All kids get angry. It is a normal, useful, and healthy emotion. The problem with anger occurs when they don’t know how to express it appropriately or turn it inward. It is vitally important to help our children learn how to process, verbalize, and ultimately heal their anger.
According to my guest, John Eric Jacobsen who created the Kids In Trance Program, all emotions are what he calls “action signals” – they warn us that something is wrong and needs our attention. Once we receive the warning, we do not need to hold on to the emotion. We are free to release it and focus our energy towards finding a solution to the issue. When anger is channeled properly, it can be a beneficial force which brings about positive change. Too many of our young people today use anger in a very destructive manner, causing pain and suffering to others and ultimately to themselves.
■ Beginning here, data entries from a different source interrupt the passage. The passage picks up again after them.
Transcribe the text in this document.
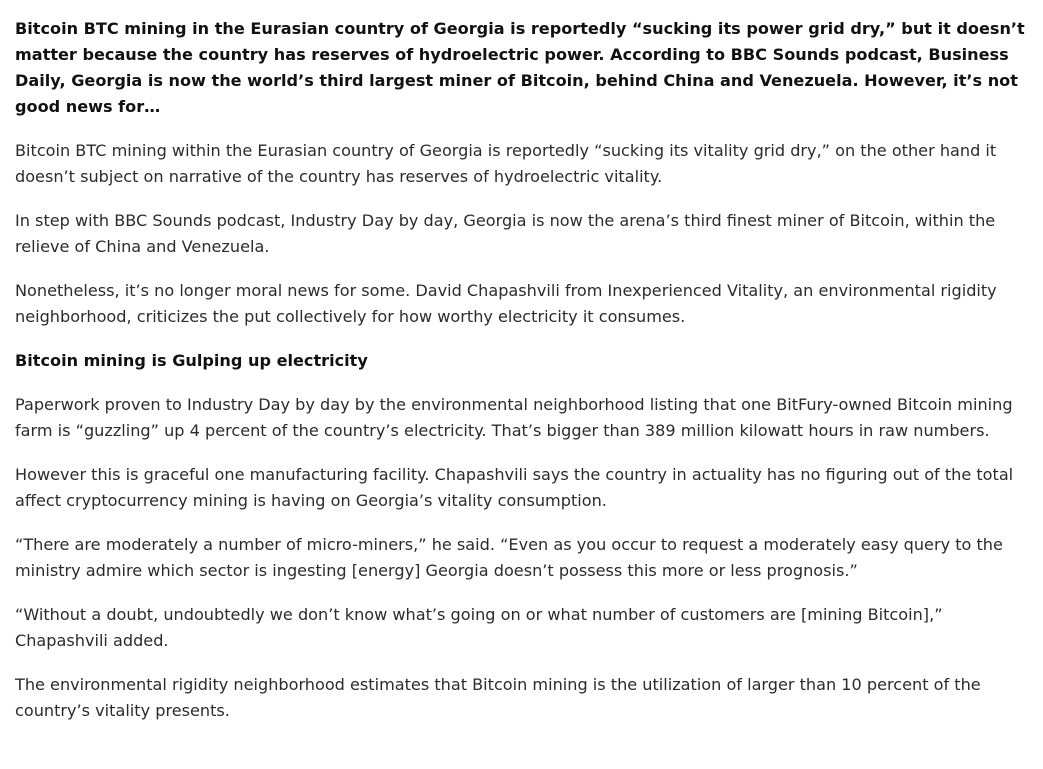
Bitcoin BTC mining in the Eurasian country of Georgia is reportedly “sucking its power grid dry,” but it doesn’t matter because the country has reserves of hydroelectric power. According to BBC Sounds podcast, Business Daily, Georgia is now the world’s third largest miner of Bitcoin, behind China and Venezuela. However, it’s not good news for…

Bitcoin BTC mining within the Eurasian country of Georgia is reportedly “sucking its vitality grid dry,” on the other hand it doesn’t subject on narrative of the country has reserves of hydroelectric vitality.

In step with BBC Sounds podcast, Industry Day by day, Georgia is now the arena’s third finest miner of Bitcoin, within the relieve of China and Venezuela.

Nonetheless, it’s no longer moral news for some. David Chapashvili from Inexperienced Vitality, an environmental rigidity neighborhood, criticizes the put collectively for how worthy electricity it consumes.

Bitcoin mining is Gulping up electricity

Paperwork proven to Industry Day by day by the environmental neighborhood listing that one BitFury-owned Bitcoin mining farm is “guzzling” up 4 percent of the country’s electricity. That’s bigger than 389 million kilowatt hours in raw numbers.

However this is graceful one manufacturing facility. Chapashvili says the country in actuality has no figuring out of the total affect cryptocurrency mining is having on Georgia’s vitality consumption.

“There are moderately a number of micro-miners,” he said. “Even as you occur to request a moderately easy query to the ministry admire which sector is ingesting [energy] Georgia doesn’t possess this more or less prognosis.”

“Without a doubt, undoubtedly we don’t know what’s going on or what number of customers are [mining Bitcoin],” Chapashvili added.

The environmental rigidity neighborhood estimates that Bitcoin mining is the utilization of larger than 10 percent of the country’s vitality presents.
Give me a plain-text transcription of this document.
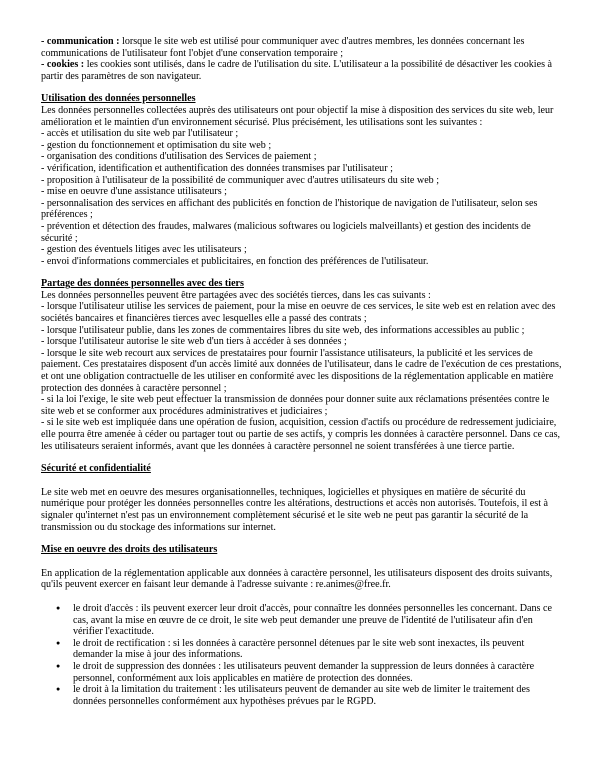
- communication : lorsque le site web est utilisé pour communiquer avec d'autres membres, les données concernant les communications de l'utilisateur font l'objet d'une conservation temporaire ;

- cookies : les cookies sont utilisés, dans le cadre de l'utilisation du site. L'utilisateur a la possibilité de désactiver les cookies à partir des paramètres de son navigateur.

Utilisation des données personnelles

Les données personnelles collectées auprès des utilisateurs ont pour objectif la mise à disposition des services du site web, leur amélioration et le maintien d'un environnement sécurisé. Plus précisément, les utilisations sont les suivantes :

- accès et utilisation du site web par l'utilisateur ;

- gestion du fonctionnement et optimisation du site web ;

- organisation des conditions d'utilisation des Services de paiement ;

- vérification, identification et authentification des données transmises par l'utilisateur ;

- proposition à l'utilisateur de la possibilité de communiquer avec d'autres utilisateurs du site web ;

- mise en oeuvre d'une assistance utilisateurs ;

- personnalisation des services en affichant des publicités en fonction de l'historique de navigation de l'utilisateur, selon ses préférences ;

- prévention et détection des fraudes, malwares (malicious softwares ou logiciels malveillants) et gestion des incidents de sécurité ;

- gestion des éventuels litiges avec les utilisateurs ;

- envoi d'informations commerciales et publicitaires, en fonction des préférences de l'utilisateur.

Partage des données personnelles avec des tiers

Les données personnelles peuvent être partagées avec des sociétés tierces, dans les cas suivants :

- lorsque l'utilisateur utilise les services de paiement, pour la mise en oeuvre de ces services, le site web est en relation avec des sociétés bancaires et financières tierces avec lesquelles elle a passé des contrats ;

- lorsque l'utilisateur publie, dans les zones de commentaires libres du site web, des informations accessibles au public ;

- lorsque l'utilisateur autorise le site web d'un tiers à accéder à ses données ;

- lorsque le site web recourt aux services de prestataires pour fournir l'assistance utilisateurs, la publicité et les services de paiement. Ces prestataires disposent d'un accès limité aux données de l'utilisateur, dans le cadre de l'exécution de ces prestations, et ont une obligation contractuelle de les utiliser en conformité avec les dispositions de la réglementation applicable en matière protection des données à caractère personnel ;

- si la loi l'exige, le site web peut effectuer la transmission de données pour donner suite aux réclamations présentées contre le site web et se conformer aux procédures administratives et judiciaires ;

- si le site web est impliquée dans une opération de fusion, acquisition, cession d'actifs ou procédure de redressement judiciaire, elle pourra être amenée à céder ou partager tout ou partie de ses actifs, y compris les données à caractère personnel. Dans ce cas, les utilisateurs seraient informés, avant que les données à caractère personnel ne soient transférées à une tierce partie.

Sécurité et confidentialité

Le site web met en oeuvre des mesures organisationnelles, techniques, logicielles et physiques en matière de sécurité du numérique pour protéger les données personnelles contre les altérations, destructions et accès non autorisés. Toutefois, il est à signaler qu'internet n'est pas un environnement complètement sécurisé et le site web ne peut pas garantir la sécurité de la transmission ou du stockage des informations sur internet.

Mise en oeuvre des droits des utilisateurs

En application de la réglementation applicable aux données à caractère personnel, les utilisateurs disposent des droits suivants, qu'ils peuvent exercer en faisant leur demande à l'adresse suivante : re.animes@free.fr.

● le droit d'accès : ils peuvent exercer leur droit d'accès, pour connaître les données personnelles les concernant. Dans ce cas, avant la mise en œuvre de ce droit, le site web peut demander une preuve de l'identité de l'utilisateur afin d'en vérifier l'exactitude.
● le droit de rectification : si les données à caractère personnel détenues par le site web sont inexactes, ils peuvent demander la mise à jour des informations.
● le droit de suppression des données : les utilisateurs peuvent demander la suppression de leurs données à caractère personnel, conformément aux lois applicables en matière de protection des données.
● le droit à la limitation du traitement : les utilisateurs peuvent de demander au site web de limiter le traitement des données personnelles conformément aux hypothèses prévues par le RGPD.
John teaches children how to meditate or go into a trance. It is a state of deep relaxation easily accessible to them and a natural part of their daily routine. Have you ever noticed when children are watching TV how mesmerized they are by what is on the screen? They appear to be hypnotized by the visual and audio stimuli and they actually are. This is the precise moment when they are most receptive to positive suggestions, what John refers to as “auto suggestions”. Whenever you notice your child is deeply relaxed, verbally express a positive reinforcement to them. “You have less and less anger in you.” Keep it simple and positive. In that way, you are conditioning your child to behave in a more appropriate manner. A relaxed body and mind doesn’t get upset. Changes must be made on an internal level in order to change outward behavior.
John also spoke briefly about self-esteem and its role in anger. There are six characteristics of low self-esteem in our children:
• anger and rage issues
• smoking and substance abuse
• vulnerability to peer pressure
• eating disorders
• strained or hostile relationships
• generally unhappy
In order to better help your child with their issues of anger and rage, begin with addressing how they feel about themselves. Teach them to express their feelings in an appropriate manner. Give them skills to find solutions to whatever is troubling them. Teach them relaxation techniques. And above all, be a good role model of healthy anger.